De acordo com o pai do rapaz, ele pergunta pela mulher e o filho com frequência, mas a família prefere ainda não contar o que aconteceu com os dois.

“Ele pergunta se eles estão bem e a gente diz que eles não estão ainda em condições de serem vistos”, afirmou Jorge Elias.

A queda do avião ocorreu no último dia 14 de novembro sobre a pista de pouso de um resort de luxo que está desativado. Além de Marcela Brandão Elias e o filho, no acidente ainda morreram Maysa Marques Mussi, de 32 anos, irmã de Marcela, além do ex-piloto de Stock Car Tuka Rocha e o copiloto da aeronave Fernando Oliveira Silva, de 26 anos.

Transferidos para hospitais de São Paulo ainda em novembro, os demais feridos no acidente continuam internados.

Segundo Jorge Elias, o filho e os outros sobreviventes disseram não ter recebido instruções para abrir a porta da aeronave, em caso de acidente, e que o piloto foi o primeiro a sair do jato.

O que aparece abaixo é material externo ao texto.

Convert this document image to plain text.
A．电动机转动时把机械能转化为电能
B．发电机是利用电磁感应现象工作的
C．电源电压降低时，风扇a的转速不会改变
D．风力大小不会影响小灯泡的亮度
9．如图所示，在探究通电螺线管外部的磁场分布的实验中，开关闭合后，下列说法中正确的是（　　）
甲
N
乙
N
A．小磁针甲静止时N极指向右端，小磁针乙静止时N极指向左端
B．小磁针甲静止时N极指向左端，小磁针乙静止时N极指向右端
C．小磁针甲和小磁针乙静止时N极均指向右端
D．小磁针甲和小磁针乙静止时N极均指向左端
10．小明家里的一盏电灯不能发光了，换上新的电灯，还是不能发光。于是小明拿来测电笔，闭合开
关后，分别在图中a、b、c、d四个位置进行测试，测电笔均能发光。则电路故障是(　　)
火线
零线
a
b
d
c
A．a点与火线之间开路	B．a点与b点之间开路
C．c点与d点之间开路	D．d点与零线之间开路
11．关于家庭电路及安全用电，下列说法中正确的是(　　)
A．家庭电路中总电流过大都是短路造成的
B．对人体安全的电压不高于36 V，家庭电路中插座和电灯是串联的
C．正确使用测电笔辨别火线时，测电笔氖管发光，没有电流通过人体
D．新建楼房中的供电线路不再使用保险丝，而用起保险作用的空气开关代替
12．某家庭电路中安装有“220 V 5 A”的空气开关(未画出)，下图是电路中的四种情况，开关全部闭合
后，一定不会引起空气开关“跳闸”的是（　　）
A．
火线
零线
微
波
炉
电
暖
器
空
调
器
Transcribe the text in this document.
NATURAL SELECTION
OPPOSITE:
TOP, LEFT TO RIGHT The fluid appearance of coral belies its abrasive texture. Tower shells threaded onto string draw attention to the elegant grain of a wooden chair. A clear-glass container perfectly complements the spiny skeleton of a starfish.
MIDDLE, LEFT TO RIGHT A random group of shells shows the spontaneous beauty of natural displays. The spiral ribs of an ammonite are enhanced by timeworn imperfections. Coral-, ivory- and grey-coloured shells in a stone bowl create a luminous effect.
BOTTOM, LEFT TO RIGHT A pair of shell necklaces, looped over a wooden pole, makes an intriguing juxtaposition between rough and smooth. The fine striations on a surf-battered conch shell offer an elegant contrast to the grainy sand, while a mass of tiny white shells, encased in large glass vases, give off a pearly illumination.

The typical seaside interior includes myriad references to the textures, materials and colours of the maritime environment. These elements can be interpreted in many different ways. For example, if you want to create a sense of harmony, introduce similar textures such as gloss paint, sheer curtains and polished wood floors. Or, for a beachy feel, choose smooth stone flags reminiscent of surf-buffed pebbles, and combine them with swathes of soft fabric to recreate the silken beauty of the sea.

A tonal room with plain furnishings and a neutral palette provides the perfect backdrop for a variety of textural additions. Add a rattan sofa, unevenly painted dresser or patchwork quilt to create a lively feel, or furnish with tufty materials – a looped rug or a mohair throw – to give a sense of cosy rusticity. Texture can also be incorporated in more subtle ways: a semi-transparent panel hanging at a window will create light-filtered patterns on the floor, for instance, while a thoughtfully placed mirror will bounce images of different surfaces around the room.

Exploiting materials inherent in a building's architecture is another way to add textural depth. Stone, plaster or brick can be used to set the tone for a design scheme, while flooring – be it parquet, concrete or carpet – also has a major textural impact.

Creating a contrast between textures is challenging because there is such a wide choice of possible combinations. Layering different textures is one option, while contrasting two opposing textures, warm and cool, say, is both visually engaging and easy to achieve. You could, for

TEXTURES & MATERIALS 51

“Eles não tinham instruções de que se acontecesse alguma coisa como que poderiam fazer para abrir as portas, como um avião normal, que tem instruções. As portas foram arrombadas”, declarou Jorge Elias.

Segundo a delegada Andrea Oliveira, titular de Maraú, que investiga o caso, o inquérito ainda não foi concluído. Ela também não comentou o resultado da perícia técnica, que já foi disponibilizado a ela. A policial disse ainda que aguarda os depoimentos dos sobreviventes e o laudo da investigação feita pelo Segundo Serviço Regional de Investigação e Prevenção de Acidentes Aeronáuticos (Seripa II), da Aeronáutica, que não foi finalizada.

Único sobrevivente que já teve alta, o piloto teve 15% do corpo queimado e ficou internado no Hospital Geral do Estado (HGE), em Salvador.

O jato executivo havia decolado do aeródromo de Jundiaí (SP) cerca de três horas antes, com destino ao município baiano, segundo informações da Voe SP, que administra o terminal, e da Força Aérea Brasileira (FAB).

Registro da Agência Nacional de Aviação Civil (Anac), à época, apontou que a aeronave, um bimotor Cessna C550 fabricado em 1981, de prefixo PT- LTJ, estava em situação regular.